Almona insists that Nigeria’s low level of infrastructure continues to stall the economy, especially in a country where the informal sector carries much of the load.

“Nigeria’s infrastructure stock today is about 30 per cent of GDP. The World Bank expects that most emerging economies should be about 60 to 70 per cent. Developed economies should be about 70, 80, and above. But we’re just 30 per cent. That means that businesses will have to self-provide for the things that states should provide. So businesses will have to generate their own power, invest in boreholes, water treatment, waste systems. You have to think about your own security… things that states should actually provide,” she explained.

Regulatory inconsistencies were also highlighted by Almona as factors contributing to the masses not feeling the trickling effect of the improving economy—a sentiment also strongly held by Kwairanga, especially following reforms that led to the unification of FX market windows.

“What matters to us this year is the issue of consistency, policy consistency. Both of the structural changes have already been done. For those, we have already factored a price for most of them. We are deepening our market. A lot of companies are now becoming attractive to be listed on the exchange,” Kwairanga noted.

On the aspect of tax reforms, Oyedele stepped in to quell fears and dispel rumours around taxation.
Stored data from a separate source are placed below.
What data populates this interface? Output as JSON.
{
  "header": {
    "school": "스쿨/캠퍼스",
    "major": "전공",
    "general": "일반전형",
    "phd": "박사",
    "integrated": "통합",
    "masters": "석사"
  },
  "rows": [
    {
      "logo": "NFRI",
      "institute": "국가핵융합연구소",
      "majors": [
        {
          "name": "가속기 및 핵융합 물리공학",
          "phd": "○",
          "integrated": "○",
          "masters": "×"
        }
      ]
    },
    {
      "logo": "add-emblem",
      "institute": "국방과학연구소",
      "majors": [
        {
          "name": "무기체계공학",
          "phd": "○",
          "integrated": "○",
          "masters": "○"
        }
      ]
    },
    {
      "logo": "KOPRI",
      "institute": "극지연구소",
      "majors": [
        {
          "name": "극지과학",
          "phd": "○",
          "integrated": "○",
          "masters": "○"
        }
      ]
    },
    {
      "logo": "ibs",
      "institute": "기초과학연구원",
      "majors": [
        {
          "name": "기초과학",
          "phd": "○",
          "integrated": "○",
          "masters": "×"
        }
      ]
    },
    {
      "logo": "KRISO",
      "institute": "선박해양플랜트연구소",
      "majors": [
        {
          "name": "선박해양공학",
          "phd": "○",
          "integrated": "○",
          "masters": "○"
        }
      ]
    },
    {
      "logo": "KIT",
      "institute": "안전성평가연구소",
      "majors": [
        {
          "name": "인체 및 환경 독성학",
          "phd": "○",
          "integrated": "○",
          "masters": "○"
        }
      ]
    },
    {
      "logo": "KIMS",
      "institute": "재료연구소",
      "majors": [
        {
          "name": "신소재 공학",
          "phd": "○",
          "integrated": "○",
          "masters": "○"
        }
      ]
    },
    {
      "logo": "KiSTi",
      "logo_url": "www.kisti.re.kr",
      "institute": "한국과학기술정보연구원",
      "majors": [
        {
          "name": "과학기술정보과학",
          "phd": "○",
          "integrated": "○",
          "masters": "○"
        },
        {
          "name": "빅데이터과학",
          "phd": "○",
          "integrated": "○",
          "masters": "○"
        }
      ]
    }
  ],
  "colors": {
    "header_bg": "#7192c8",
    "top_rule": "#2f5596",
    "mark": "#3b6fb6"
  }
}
He made it clear that the reforms ensured that the country’s poor do not bear the brunt of indiscriminate taxation, noting that about 96 per cent of income tax was generated from the country’s poor—a stark contrast to South Africa’s tax system, where the top 1.5 per cent of earners contribute 60 per cent of the ₦60 trillion naira equivalent of income taxes.

As oil prices greatly influence Nigeria’s GDP, the current situation with Venezuelan oil hitting the market, despite experts saying the country was uninvestible and requiring years of infrastructure to extract heavy crude, and with US President Donald Trump potentially flooding the market and fuelling speculation of $50 per barrel prompted Oyedele to explain the feasibility of the scenario:

“Global crude oil production is about 102 million barrels a day, and consumption is around 101 million. Add another million, it doesn’t crash anything. Sure, it could cause a short-term shock. The data could support a $50 oil price. I’m not saying it’s impossible. But in reality, I don’t think it will happen.”

Oyedele said the goal was never to keep a gap between macroeconomic performance and what people actually feel. The economy had been in serious decline, and initial reforms caused some volatility, but stability returned. He added that the focus now is on sustainable growth that benefits citizens, and that the impact will translate faster through the new tax reforms.

“Therefore, we are seeing increasing government revenue, but at the same time, household consumption is weakening. The key thing, I think, is how the government can drive an improvement in household consumption. To sustain these reforms, you need to win a share of the people’s support. That will come when people feel their communities are improving, or when they see tangible improvements in their living conditions.

“So I think, looking at what to expect this year, with it being an election year, we are likely to see significant injections into the economy. Some sectors will benefit more, including entertainment, textiles, and fashion design. That flow of funds into households should boost household income, and eventually, that money will circulate through the economy,” Oyedele concluded.